Key Technical Indicators for Identifying Oversold Stocks

In addition to RSI, there are several other technical indicators that can help you identify oversold stocks:

  • Stochastic Oscillator
    The stochastic oscillator compares a stock's closing price to its price range over a specific period. Like RSI, it ranges from 0 to 100, and a reading below 20 typically indicates that a stock is oversold.

  • MACD (Moving Average Convergence Divergence)
    MACD is a trend-following momentum indicator that shows the relationship between two moving averages of a stock’s price. When the MACD crosses below the signal line, it can indicate that a stock is oversold and may be due for a rebound.

  • Bollinger Bands
    Bollinger Bands consist of a moving average and two standard deviation lines. When a stock’s price touches or falls below the lower Bollinger Band, it may be oversold, especially if accompanied by high volume.

The Role of Volume in Confirming Oversold Conditions

While RSI and other technical indicators are useful for identifying oversold stocks, volume can play a critical role in confirming these signals. A stock may show oversold conditions, but without a significant change in trading volume, the reversal might not be strong or sustained.

  • Rising Volume in Oversold Stocks
    If a stock is oversold based on RSI but shows increasing volume as the price declines, it may suggest that sellers are exhausting themselves and that buyers could step in, leading to a reversal.

  • Low Volume and Oversold Stocks
    Conversely, if a stock is oversold but the volume remains low, the price may continue to decline, as there isn’t enough buying pressure to push it higher. Therefore, it’s always important to consider volume alongside technical indicators.

Case Study: How Oversold Stocks Rebounded

To further illustrate how to identify and trade oversold stocks, let’s take a look at a case study:

  • Stock XYZ
    Stock XYZ, a large-cap technology company, saw a 30% decline in its stock price due to disappointing earnings results and concerns about slowing growth. As the price continued to fall, its RSI dropped below 30, indicating that it was oversold. At the same time, the stock’s volume spiked, suggesting that sellers were dumping shares at a rapid pace.

    However, after several days of high-volume selling, the stock found support near its 200-day moving average, and buyers began to step in. The RSI started to rise, and the price began to recover, ultimately gaining 20% over the next month.

    Key Takeaway: In this case, combining RSI with volume and moving average analysis helped traders identify a potential buying opportunity in an oversold stock.

How to Manage Risk When Trading Oversold Stocks

While oversold stocks can present attractive opportunities, they can also be risky, as stocks that are oversold can continue to decline.
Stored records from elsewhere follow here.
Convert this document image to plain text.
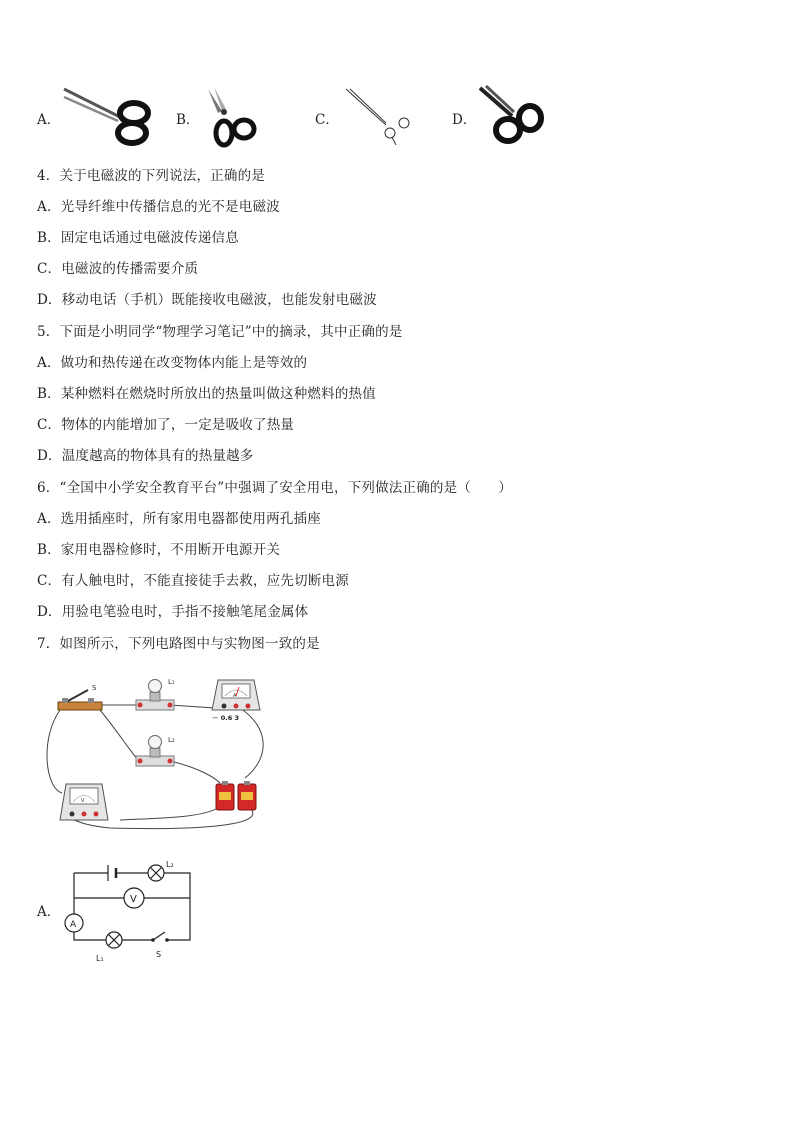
A．	B．	C．	D．
4．关于电磁波的下列说法，正确的是
A．光导纤维中传播信息的光不是电磁波
B．固定电话通过电磁波传递信息
C．电磁波的传播需要介质
D．移动电话（手机）既能接收电磁波，也能发射电磁波
5．下面是小明同学“物理学习笔记”中的摘录，其中正确的是
A．做功和热传递在改变物体内能上是等效的
B．某种燃料在燃烧时所放出的热量叫做这种燃料的热值
C．物体的内能增加了，一定是吸收了热量
D．温度越高的物体具有的热量越多
6．“全国中小学安全教育平台”中强调了安全用电，下列做法正确的是（　　）
A．选用插座时，所有家用电器都使用两孔插座
B．家用电器检修时，不用断开电源开关
C．有人触电时，不能直接徒手去救，应先切断电源
D．用验电笔验电时，手指不接触笔尾金属体
7．如图所示，下列电路图中与实物图一致的是
S
L₁
A
－ 0.6 3
L₂
V
A．
L₂
V
A
L₁	S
Therefore, it’s important to have a risk management strategy in place. Here are some tips:

  • Set Stop-Loss Orders
    One of the simplest ways to manage risk is by using stop-loss orders. By setting a stop-loss order below a key support level, you can limit your losses if the stock continues to decline.

  • Diversify Your Portfolio
    Don’t put all your money into one oversold stock. Instead, diversify your portfolio across different sectors and asset classes to reduce risk.

  • Use Position Sizing
    Position sizing is a technique where you only allocate a small percentage of your capital to any single trade. This ensures that even if the trade goes against you, your overall portfolio won’t suffer significant losses.

Conclusion

Identifying oversold stocks on Finviz can be a powerful tool for traders looking to capitalize on potential rebounds. By using technical indicators like RSI, Stochastic Oscillator, and MACD, combined with volume analysis, you can find stocks that may be due for a reversal. However, it’s important to manage risk and combine technical analysis with fundamental research to increase your chances of success.

By following these steps and continually refining your strategy, you can use Finviz to find oversold stocks that have the potential to generate significant returns.